Zhang Hai-Feng, Xie Jia-Rong, Tang Ming, Lai Ying-Cheng
School of Mathematical Science, Anhui University, Hefei 230039, China.
Department of Modern Physics, University of Science and Technology of China, Hefei 230026, China.
Chaos. 2014 Dec;24(4):043106. doi: 10.1063/1.4896333.
The interplay between individual behaviors and epidemic dynamics in complex networks is a topic of recent interest. In particular, individuals can obtain different types of information about the disease and respond by altering their behaviors, and this can affect the spreading dynamics, possibly in a significant way. We propose a model where individuals' behavioral response is based on a generic type of local information, i.e., the number of neighbors that has been infected with the disease. Mathematically, the response can be characterized by a reduction in the transmission rate by a factor that depends on the number of infected neighbors. Utilizing the standard susceptible-infected-susceptible and susceptible-infected-recovery dynamical models for epidemic spreading, we derive a theoretical formula for the epidemic threshold and provide numerical verification. Our analysis lays on a solid quantitative footing the intuition that individual behavioral response can in general suppress epidemic spreading. Furthermore, we find that the hub nodes play the role of "double-edged sword" in that they can either suppress or promote outbreak, depending on their responses to the epidemic, providing additional support for the idea that these nodes are key to controlling epidemic spreading in complex networks.

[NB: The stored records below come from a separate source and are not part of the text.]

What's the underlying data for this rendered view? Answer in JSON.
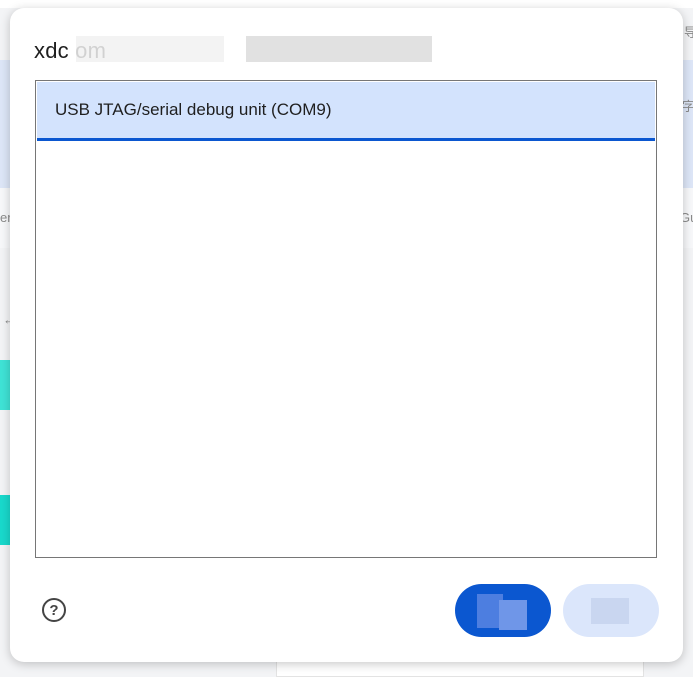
{
  "dialog": {
    "title": "xdc        om",
    "devices": [
      {
        "label": "USB JTAG/serial debug unit (COM9)",
        "selected": true
      }
    ],
    "help_icon": "question-circle-icon",
    "connect_label": "",
    "cancel_label": ""
  },
  "background": {
    "chars": [
      "导",
      "字",
      "er",
      "Gu",
      "←"
    ]
  },
  "colors": {
    "accent": "#0b57d0",
    "selected_bg": "#d3e3fd",
    "secondary_button_bg": "#dbe6fb"
  }
}
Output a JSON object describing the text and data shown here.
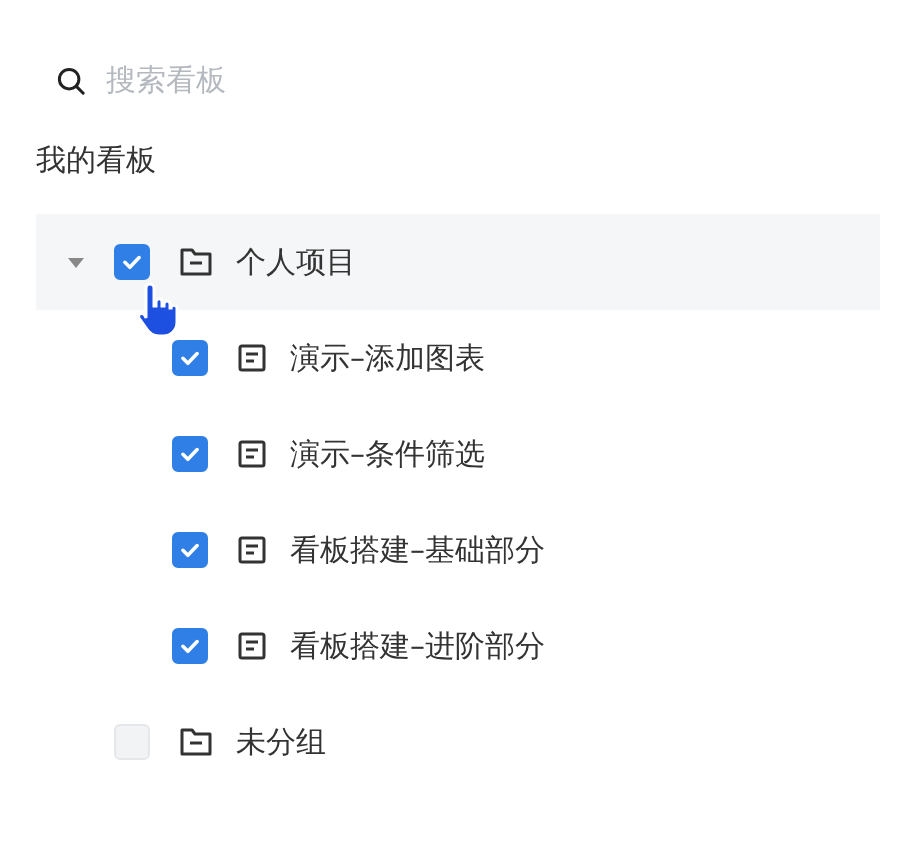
{
  "search": {
    "placeholder": "搜索看板"
  },
  "section_title": "我的看板",
  "tree": [
    {
      "kind": "folder",
      "label": "个人项目",
      "checked": true,
      "expanded": true,
      "hovered": true,
      "children": [
        {
          "kind": "board",
          "label": "演示–添加图表",
          "checked": true,
          "hovered": false
        },
        {
          "kind": "board",
          "label": "演示–条件筛选",
          "checked": true,
          "hovered": false
        },
        {
          "kind": "board",
          "label": "看板搭建–基础部分",
          "checked": true,
          "hovered": false
        },
        {
          "kind": "board",
          "label": "看板搭建–进阶部分",
          "checked": true,
          "hovered": false
        }
      ]
    },
    {
      "kind": "folder",
      "label": "未分组",
      "checked": false,
      "hovered": false
    }
  ]
}
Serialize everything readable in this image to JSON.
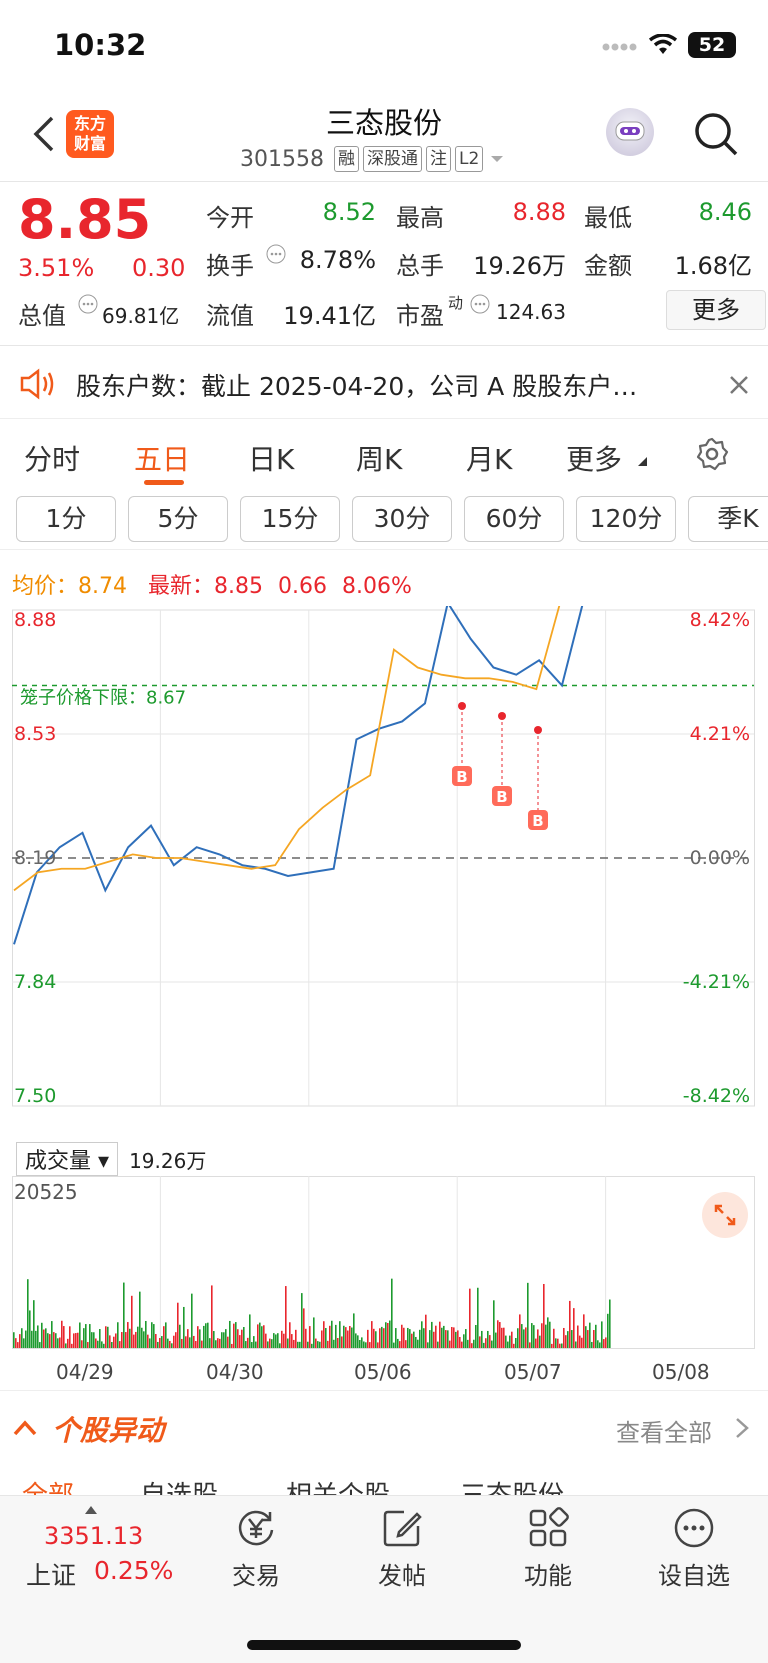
{
  "status": {
    "time": "10:32",
    "battery": "52"
  },
  "header": {
    "logo_line1": "东方",
    "logo_line2": "财富",
    "title": "三态股份",
    "code": "301558",
    "tags": [
      "融",
      "深股通",
      "注",
      "L2"
    ]
  },
  "quote": {
    "price": "8.85",
    "change_pct": "3.51%",
    "change": "0.30",
    "open_label": "今开",
    "open": "8.52",
    "high_label": "最高",
    "high": "8.88",
    "low_label": "最低",
    "low": "8.46",
    "turnover_label": "换手",
    "turnover": "8.78%",
    "volume_label": "总手",
    "volume": "19.26万",
    "amount_label": "金额",
    "amount": "1.68亿",
    "mktcap_label": "总值",
    "mktcap": "69.81亿",
    "float_label": "流值",
    "float": "19.41亿",
    "pe_label": "市盈",
    "pe_sup": "动",
    "pe": "124.63",
    "more": "更多"
  },
  "notice": {
    "text": "股东户数：截止 2025-04-20，公司 A 股股东户…"
  },
  "tabs": [
    "分时",
    "五日",
    "日K",
    "周K",
    "月K",
    "更多"
  ],
  "periods": [
    "1分",
    "5分",
    "15分",
    "30分",
    "60分",
    "120分",
    "季K"
  ],
  "legend": {
    "avg_label": "均价：",
    "avg": "8.74",
    "last_label": "最新：",
    "last": "8.85",
    "chg": "0.66",
    "chg_pct": "8.06%"
  },
  "chart_data": {
    "type": "line",
    "y_left": [
      "8.88",
      "8.53",
      "8.19",
      "7.84",
      "7.50"
    ],
    "y_right": [
      "8.42%",
      "4.21%",
      "0.00%",
      "-4.21%",
      "-8.42%"
    ],
    "x": [
      "04/29",
      "04/30",
      "05/06",
      "05/07",
      "05/08"
    ],
    "band_label": "笼子价格下限：",
    "band_value": "8.67",
    "marker": "B",
    "series": [
      {
        "name": "price",
        "values": [
          7.95,
          8.15,
          8.22,
          8.26,
          8.1,
          8.22,
          8.28,
          8.17,
          8.22,
          8.2,
          8.17,
          8.16,
          8.14,
          8.15,
          8.16,
          8.52,
          8.55,
          8.57,
          8.62,
          8.9,
          8.8,
          8.72,
          8.7,
          8.74,
          8.67,
          8.92,
          9.05
        ]
      },
      {
        "name": "avg",
        "values": [
          8.1,
          8.15,
          8.16,
          8.16,
          8.18,
          8.2,
          8.19,
          8.19,
          8.18,
          8.17,
          8.16,
          8.17,
          8.27,
          8.33,
          8.38,
          8.42,
          8.77,
          8.72,
          8.7,
          8.69,
          8.69,
          8.68,
          8.66,
          8.9,
          8.92,
          8.92
        ]
      }
    ],
    "ylim": [
      7.5,
      8.88
    ]
  },
  "volume": {
    "selector": "成交量",
    "total": "19.26万",
    "max": "20525"
  },
  "section": {
    "title": "个股异动",
    "link": "查看全部",
    "tabs": [
      "全部",
      "自选股",
      "相关个股",
      "三态股份"
    ]
  },
  "bottomnav": {
    "index_value": "3351.13",
    "index_name": "上证",
    "index_pct": "0.25%",
    "items": [
      "交易",
      "发帖",
      "功能",
      "设自选"
    ]
  }
}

复杂网络中个体行为与疫情动态之间的相互作用是近期备受关注的一个话题。具体而言,个体可以获取关于该疾病的不同类型信息,并通过改变自身行为做出反应,而这可能会对传播动态产生重大影响。我们提出了一个模型,其中个体的行为反应基于一种通用类型的局部信息,即已感染该疾病的邻居数量。在数学上,这种反应可以通过将传播率降低一个取决于感染邻居数量的因子来表征。利用用于疫情传播的标准易感-感染-易感和易感-感染-康复动力学模型,我们推导出了疫情阈值的理论公式并提供了数值验证。我们的分析为个体行为反应通常可以抑制疫情传播这一直觉奠定了坚实的定量基础。此外,我们发现中心节点起着“双刃剑”的作用,因为它们根据对疫情的反应,既可以抑制也可以促进疫情爆发,这为这些节点是控制复杂网络中疫情传播的关键这一观点提供了额外支持。